25 important questions on Substitution matrices

What is the definition of a substitution matrix?

A two-dimensional matrix with score values describing the probability of one amino-acid/nucleotide being replaced by another during sequence evolution.

For nucleotide sequences, there is a simple substitution model and a more complicated one. Name both and explain.

  • Simple: Jukes-Cantor
    • positive value for match eg 1, negative value for mismatch eg -1
    • Frequencies of mutations are equal for all bases
      • leading to matrix with crosses on diagonal, other positions all have same value (eg alfa)
  • More complicated: Kimura
    • takes into account transitions and transversions
      • leading to matrix with crosses on diagonal, other positions have either value (alfa ), = transition or (beta) , = transversion

There are various models to correct for the fact that the true rate of evolution cannot be observed through nucleotide (or amino acid) exchange patterns (e.g. due to back mutations). What is the saturation level for nucleotide sequences? And for proteins?
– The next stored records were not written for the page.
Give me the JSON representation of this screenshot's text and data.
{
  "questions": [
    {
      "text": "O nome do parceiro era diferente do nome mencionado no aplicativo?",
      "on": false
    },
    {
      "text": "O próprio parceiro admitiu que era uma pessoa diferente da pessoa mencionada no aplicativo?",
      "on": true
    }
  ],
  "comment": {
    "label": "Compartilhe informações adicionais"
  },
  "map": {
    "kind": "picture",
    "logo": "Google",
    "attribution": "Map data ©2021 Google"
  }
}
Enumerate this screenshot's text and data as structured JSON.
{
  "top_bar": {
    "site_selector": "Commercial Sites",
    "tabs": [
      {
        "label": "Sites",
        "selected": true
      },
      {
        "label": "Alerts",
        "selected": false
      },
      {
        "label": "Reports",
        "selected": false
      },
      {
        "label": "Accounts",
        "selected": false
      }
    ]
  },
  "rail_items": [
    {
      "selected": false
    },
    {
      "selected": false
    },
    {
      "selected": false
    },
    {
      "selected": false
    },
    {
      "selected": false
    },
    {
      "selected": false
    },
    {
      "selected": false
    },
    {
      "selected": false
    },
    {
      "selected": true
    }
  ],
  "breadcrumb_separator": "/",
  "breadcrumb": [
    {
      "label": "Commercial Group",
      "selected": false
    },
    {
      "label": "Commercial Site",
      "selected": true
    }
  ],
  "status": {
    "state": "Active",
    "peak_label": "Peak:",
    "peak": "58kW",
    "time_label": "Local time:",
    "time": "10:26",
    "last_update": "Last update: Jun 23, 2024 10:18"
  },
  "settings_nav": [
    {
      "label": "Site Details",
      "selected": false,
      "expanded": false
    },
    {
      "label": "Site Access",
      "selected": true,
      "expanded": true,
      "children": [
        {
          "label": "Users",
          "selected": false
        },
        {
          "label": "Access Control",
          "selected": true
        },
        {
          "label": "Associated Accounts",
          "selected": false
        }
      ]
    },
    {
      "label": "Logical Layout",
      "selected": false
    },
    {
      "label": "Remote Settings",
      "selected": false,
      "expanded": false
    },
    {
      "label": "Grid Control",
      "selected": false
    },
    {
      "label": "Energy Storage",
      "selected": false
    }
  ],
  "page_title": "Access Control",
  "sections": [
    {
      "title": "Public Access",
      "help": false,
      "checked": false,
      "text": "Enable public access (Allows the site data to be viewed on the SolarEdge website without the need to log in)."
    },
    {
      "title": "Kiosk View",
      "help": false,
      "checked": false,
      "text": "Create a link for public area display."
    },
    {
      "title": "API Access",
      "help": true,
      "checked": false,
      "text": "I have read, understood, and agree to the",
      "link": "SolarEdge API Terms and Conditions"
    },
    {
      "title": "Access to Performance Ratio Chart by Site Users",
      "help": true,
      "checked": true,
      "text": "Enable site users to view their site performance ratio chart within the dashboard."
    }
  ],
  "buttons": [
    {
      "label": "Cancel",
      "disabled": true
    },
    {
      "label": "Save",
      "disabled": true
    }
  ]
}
Explain this concept.

  • Nucleotide sequences: saturation level = ~75%
  • Protein sequences: saturation level = ~94%
  • So this means: higher real mutations are no longer observable


Genetic saturation is the result of multiple substitutions at the same site in a sequence, or identical substitutions in different sequences, such that the apparent sequence divergence rate is lower than the actual divergence that has occurred.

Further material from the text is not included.